Create ideas using: Consumer contest
Why run a contest when I could just make great content myself?
Because people care more about what their peers create than what brands create. A contest turns your audience into creators. They invest emotionally because they've made something. They share because they're proud. They recruit others to vote. You've turned passive consumers into active advocates creating content for you. That's way more powerful than anything you could produce alone. Plus, user-created content feels real in ways brand content never does.
How do I make a contest people actually want to enter instead of ignore?
Make it easy to participate and meaningful to win.

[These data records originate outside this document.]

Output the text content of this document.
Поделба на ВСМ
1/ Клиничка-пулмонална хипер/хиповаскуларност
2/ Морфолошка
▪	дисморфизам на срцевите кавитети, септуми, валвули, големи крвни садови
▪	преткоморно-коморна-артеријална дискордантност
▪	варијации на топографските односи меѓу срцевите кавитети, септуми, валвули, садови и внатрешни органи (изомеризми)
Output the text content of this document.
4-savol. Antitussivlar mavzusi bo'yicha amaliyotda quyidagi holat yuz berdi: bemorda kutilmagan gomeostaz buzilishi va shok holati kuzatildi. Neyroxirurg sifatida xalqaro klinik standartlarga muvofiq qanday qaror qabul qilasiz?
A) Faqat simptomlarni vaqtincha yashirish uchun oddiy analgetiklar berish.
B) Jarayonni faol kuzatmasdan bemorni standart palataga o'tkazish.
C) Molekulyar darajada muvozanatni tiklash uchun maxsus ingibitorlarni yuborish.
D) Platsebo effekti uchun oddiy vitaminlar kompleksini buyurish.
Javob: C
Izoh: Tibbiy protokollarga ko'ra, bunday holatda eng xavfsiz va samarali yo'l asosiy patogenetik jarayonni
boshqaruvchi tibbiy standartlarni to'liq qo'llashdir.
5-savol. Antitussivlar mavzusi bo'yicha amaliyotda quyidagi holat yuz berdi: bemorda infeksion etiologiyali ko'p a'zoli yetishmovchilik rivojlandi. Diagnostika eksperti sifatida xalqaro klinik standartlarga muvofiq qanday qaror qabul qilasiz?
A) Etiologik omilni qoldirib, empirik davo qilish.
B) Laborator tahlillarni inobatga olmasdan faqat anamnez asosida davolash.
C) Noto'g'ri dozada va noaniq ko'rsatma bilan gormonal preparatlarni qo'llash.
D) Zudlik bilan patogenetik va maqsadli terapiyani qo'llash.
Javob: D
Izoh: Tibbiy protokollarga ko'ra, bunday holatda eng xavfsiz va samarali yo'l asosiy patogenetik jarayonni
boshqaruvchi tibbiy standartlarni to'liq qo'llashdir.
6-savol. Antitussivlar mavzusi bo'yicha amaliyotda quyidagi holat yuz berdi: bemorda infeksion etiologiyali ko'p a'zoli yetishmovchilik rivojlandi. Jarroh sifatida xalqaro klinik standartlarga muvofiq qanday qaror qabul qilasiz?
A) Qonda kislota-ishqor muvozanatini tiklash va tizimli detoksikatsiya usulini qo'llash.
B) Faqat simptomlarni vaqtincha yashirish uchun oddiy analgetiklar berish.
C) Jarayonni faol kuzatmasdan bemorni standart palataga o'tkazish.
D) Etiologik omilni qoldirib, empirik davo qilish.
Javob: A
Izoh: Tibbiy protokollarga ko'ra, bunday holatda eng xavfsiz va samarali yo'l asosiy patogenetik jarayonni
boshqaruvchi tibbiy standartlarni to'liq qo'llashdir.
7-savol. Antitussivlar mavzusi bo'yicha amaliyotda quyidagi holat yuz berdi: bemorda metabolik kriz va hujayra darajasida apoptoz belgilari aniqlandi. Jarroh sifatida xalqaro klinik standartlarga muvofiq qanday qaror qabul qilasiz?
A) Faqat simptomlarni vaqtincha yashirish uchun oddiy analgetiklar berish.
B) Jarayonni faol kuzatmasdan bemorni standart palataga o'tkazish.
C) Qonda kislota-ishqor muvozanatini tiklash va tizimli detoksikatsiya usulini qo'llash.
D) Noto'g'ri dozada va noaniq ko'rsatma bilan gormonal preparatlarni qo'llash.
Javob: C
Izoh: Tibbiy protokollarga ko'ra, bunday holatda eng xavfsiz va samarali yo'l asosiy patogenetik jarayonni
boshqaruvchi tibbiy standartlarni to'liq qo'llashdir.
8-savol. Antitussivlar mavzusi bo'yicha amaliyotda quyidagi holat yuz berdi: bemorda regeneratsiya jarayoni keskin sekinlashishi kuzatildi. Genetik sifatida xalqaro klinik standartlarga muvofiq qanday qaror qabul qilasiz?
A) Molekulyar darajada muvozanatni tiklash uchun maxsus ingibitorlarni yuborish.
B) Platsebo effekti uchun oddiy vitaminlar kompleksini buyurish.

The barrier to entry has to be low—maybe 30 seconds of effort, not an hour. The prize should matter to your audience, not just be free stuff. But the real incentive is visibility and recognition. People enter contests to be seen. Show previous contest winners prominently. Make the act of creating feel fun and rewarding. The contest is the campaign; if people are having fun participating, you've already won.
Example: How it could look
A coffee brand could run a contest: 'Show us your morning ritual in 15 seconds.' The barrier is low—anyone with a phone can enter. The prize matters: winners get featured in their actual marketing, get free coffee for a year, become ambassadors. But the real motivation is 'I'm going to be in their ads.' People create, share, recruit friends to vote. The brand gets thousands of authentic moments showing how people actually use the product. That's content gold.
Or like this:
Why is Consumer contest a great technique?
Contest campaigns work because they turn consumers into creators—user-generated content feels real and spreads further than brand content ever could.
Generates authentic user-created content
Creates emotional investment through participation
Builds community around shared challenge
Spreads further because people share their entries
The best contests don't feel like you're asking for something—they feel like an opportunity for people to show up. When participation is fun and easy, and recognition is real, people become your most powerful marketing force.
! When not to use the Consumer contest Technique
When the barrier to entry is too high or when you can't actually deliver meaningful recognition. If you run a contest but then bury the winners or don't actually feature them, you've broken the trust. Also skip it if your audience isn't actually creative or doesn't care about visibility—some communities don't want to participate in contests, and forcing it feels desperate.